先ほどの死闘ですでにエルシオンの機体は限界を超えている。
「丸腰の相手を攻めるつもりはないよ。エルシオンに乗って」
アプサラスからエルナの声が響いた。
「勝負よ、勇者さま」
斧槍を構える。
(まずい……!)
冥は全身をこわばらせた。
「……下がっていて、ユナ、シエラ」
「ですが、あなたの機体はもう限界を──」
「無茶だよ、勇者さま」
「それでも、戦えるのは僕だけだ」
冥は覚悟を決めて、ユナとシエラに言い放つ。
「最悪でも時間をなんとか稼ぐから。その間に君とシエラだけでも逃げて」
と、二人に耳打ちした。
「自分を犠牲にするつもりですか! そんなの、だめ」
ユナが悲痛な顔をする。
「それに、私はあなたを殺そうとして──」
「その話はいい。とにかくシエラを連れて、できるだけ離れて」
言って、冥は駆けだした。
エルシオンの元へ。
勝ち目など、ほとんどないに等しい。
それでも、やれるだけのことをやるしかない。
「頼む、エルシオン」
操縦席に座り、愛機に呼びかけた。
グォォォォン……!
主の意志に応えるように機関部が竜の咆哮に似た音を上げる。
白い騎士と金翼の騎士が対峙した。
「──と言いたいところだけど」
ふいにエルナの口調が和らいだ。
「今の君とエルシオンは消耗しきってる。

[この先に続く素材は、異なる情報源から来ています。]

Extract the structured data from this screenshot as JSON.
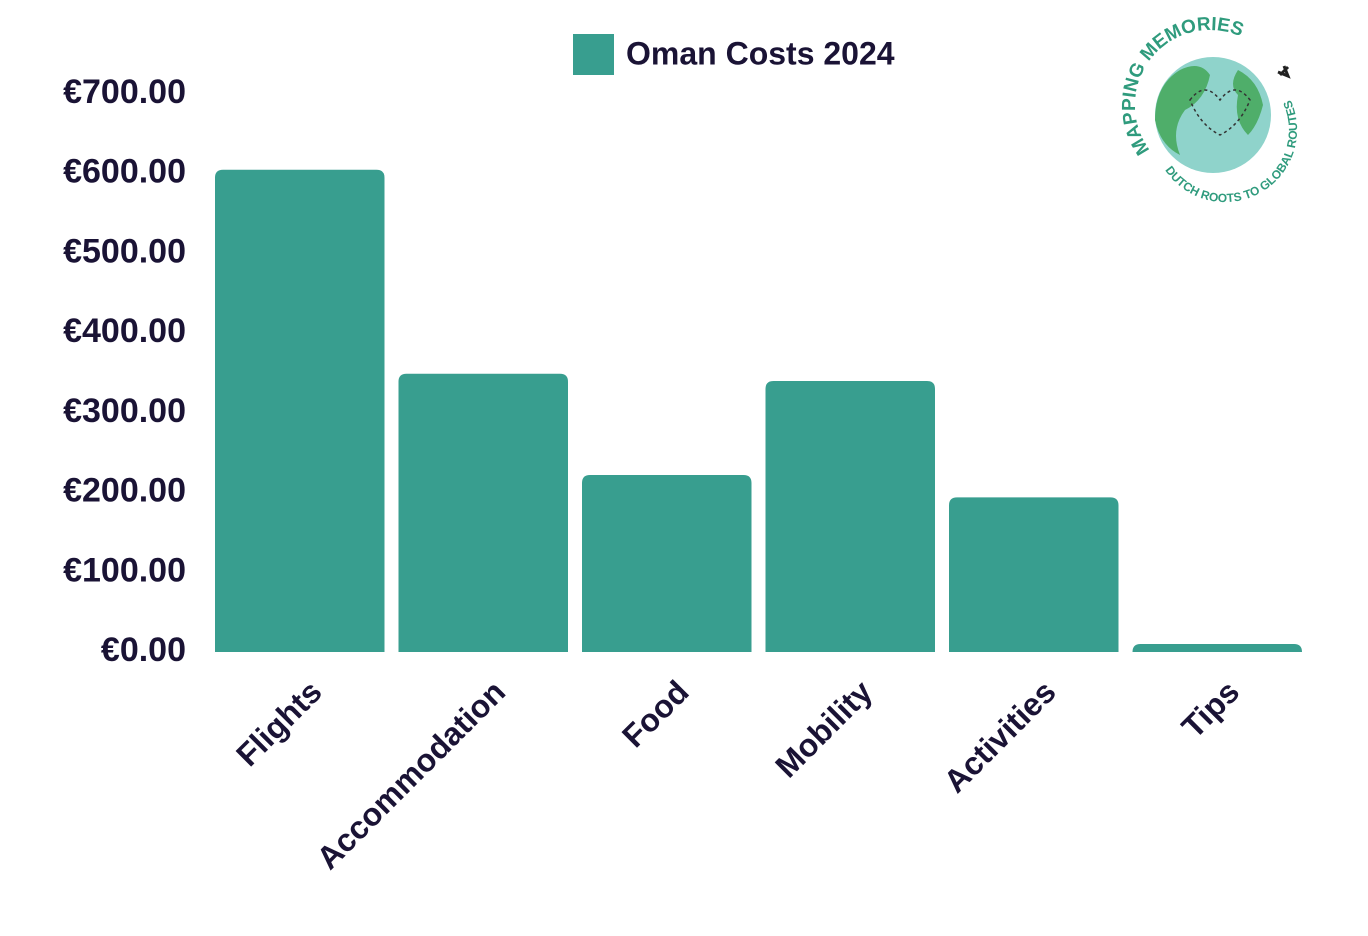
{
  "chart_data": {
    "type": "bar",
    "categories": [
      "Flights",
      "Accommodation",
      "Food",
      "Mobility",
      "Activities",
      "Tips"
    ],
    "series": [
      {
        "name": "Oman Costs 2024",
        "color": "#389e8f",
        "values": [
          605,
          349,
          222,
          340,
          194,
          10
        ]
      }
    ],
    "ylim": [
      0,
      700
    ],
    "yticks": [
      {
        "value": 0,
        "label": "€0.00"
      },
      {
        "value": 100,
        "label": "€100.00"
      },
      {
        "value": 200,
        "label": "€200.00"
      },
      {
        "value": 300,
        "label": "€300.00"
      },
      {
        "value": 400,
        "label": "€400.00"
      },
      {
        "value": 500,
        "label": "€500.00"
      },
      {
        "value": 600,
        "label": "€600.00"
      },
      {
        "value": 700,
        "label": "€700.00"
      }
    ],
    "grid": false,
    "legend": "top"
  },
  "logo": {
    "title": "MAPPING MEMORIES",
    "tagline": "DUTCH ROOTS TO GLOBAL ROUTES"
  }
}
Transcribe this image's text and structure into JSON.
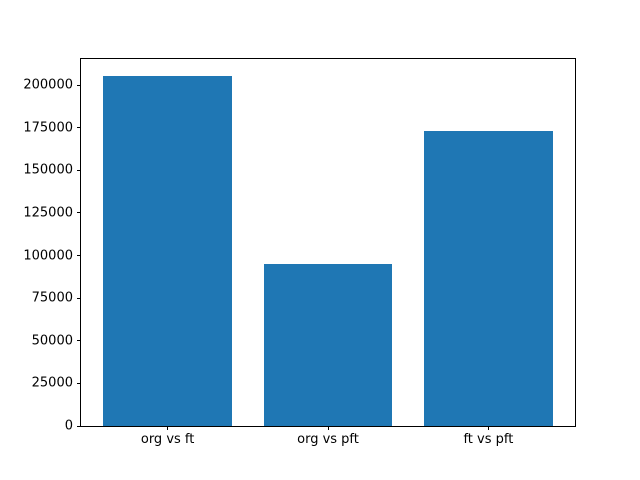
{
  "chart_data": {
    "type": "bar",
    "categories": [
      "org vs ft",
      "org vs pft",
      "ft vs pft"
    ],
    "values": [
      205000,
      95000,
      173000
    ],
    "title": "",
    "xlabel": "",
    "ylabel": "",
    "ylim": [
      0,
      215250
    ],
    "xlim": [
      -0.54,
      2.54
    ],
    "bar_width": 0.8,
    "yticks": [
      0,
      25000,
      50000,
      75000,
      100000,
      125000,
      150000,
      175000,
      200000
    ],
    "bar_color": "#1f77b4",
    "axis_color": "#000000",
    "background": "#ffffff",
    "grid": false,
    "legend": "none"
  }
}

そんな戦いはフェアじゃない」
「えっ……?」
「でも、ちょっと安心したよ。ここで怖気づくようじゃ、ボクの獲物にはふさわしくない」
悪戯っぽく笑うエルナ。
まるで無邪気な子どものように。
「女の子をかばって戦うナイトさまに、恥はかかせられない」
アプサラスが斧槍を下ろした。
「また今度、仕切り直しだね」
「…………」
だが冥は、その無邪気さに不気味なものを感じていた。
得体の知れない威圧感があった。
「この場はボクらの負け。メルを連れて、おとなしく帰るよ」
「姉さま……」
「さあ、おいで。愛する妹」
アプサラスが屈んで片手を差し出す。
「……無様な姿を見せてしまい、申し訳ありません」
「メルが無事なら、それでいいよ」
エルナは操縦席で微笑んだようだ。
「ああ、姉さまぁ……」
たちまちメリーベルの表情がトロンと蕩けた。
(な、なんだ……?)
先ほどまでの凛々しくも厳しい表情とは、まるで別人だ。
というか、デレている。
ひたすら姉にデレている──そんな感じだった。
「最後に一つ。メルに手を出さないでくれたお礼に、いいものを見せてあげるね。メルも、見ていて」
言うなり、アプサラスが一歩踏み出した。
刹那、その姿が消える。
「──!?」
冥は、反応することができなかった。
見えない。
予測すらできない。
気が付いたときには、エルシオンの背中に刃が突きつけられている。
一瞬で背後に回りこんだアプサラスの斧槍が。
「今……のは……」
呆然とうめく。
たとえエルシオンが万全の状態でも、対応できなかっただろう。
もし、お互いに万全の状態で立ち会ったとしても、冥は敗れていたかもしれない。
全身が震えて止まらない。
こんな感覚は初めてだった。
無敵を誇った、現世のゲームでも。
無敗を誇る、この世界の龍王機戦でも。
(速いとか、そういう次元じゃない)
ごくりと喉を鳴らす。
エルナ・シファーという少女は。
そして彼女が操るアプサラスは。
もっと根本的に、何かが違う──。
「勝負はお預けだね、勇者さま。君がもっと上の階層までやって来たときに、あらためて相手をさせてもらうよ」
エルナの声が響く。
魔族最強──そのプライドをにじませて。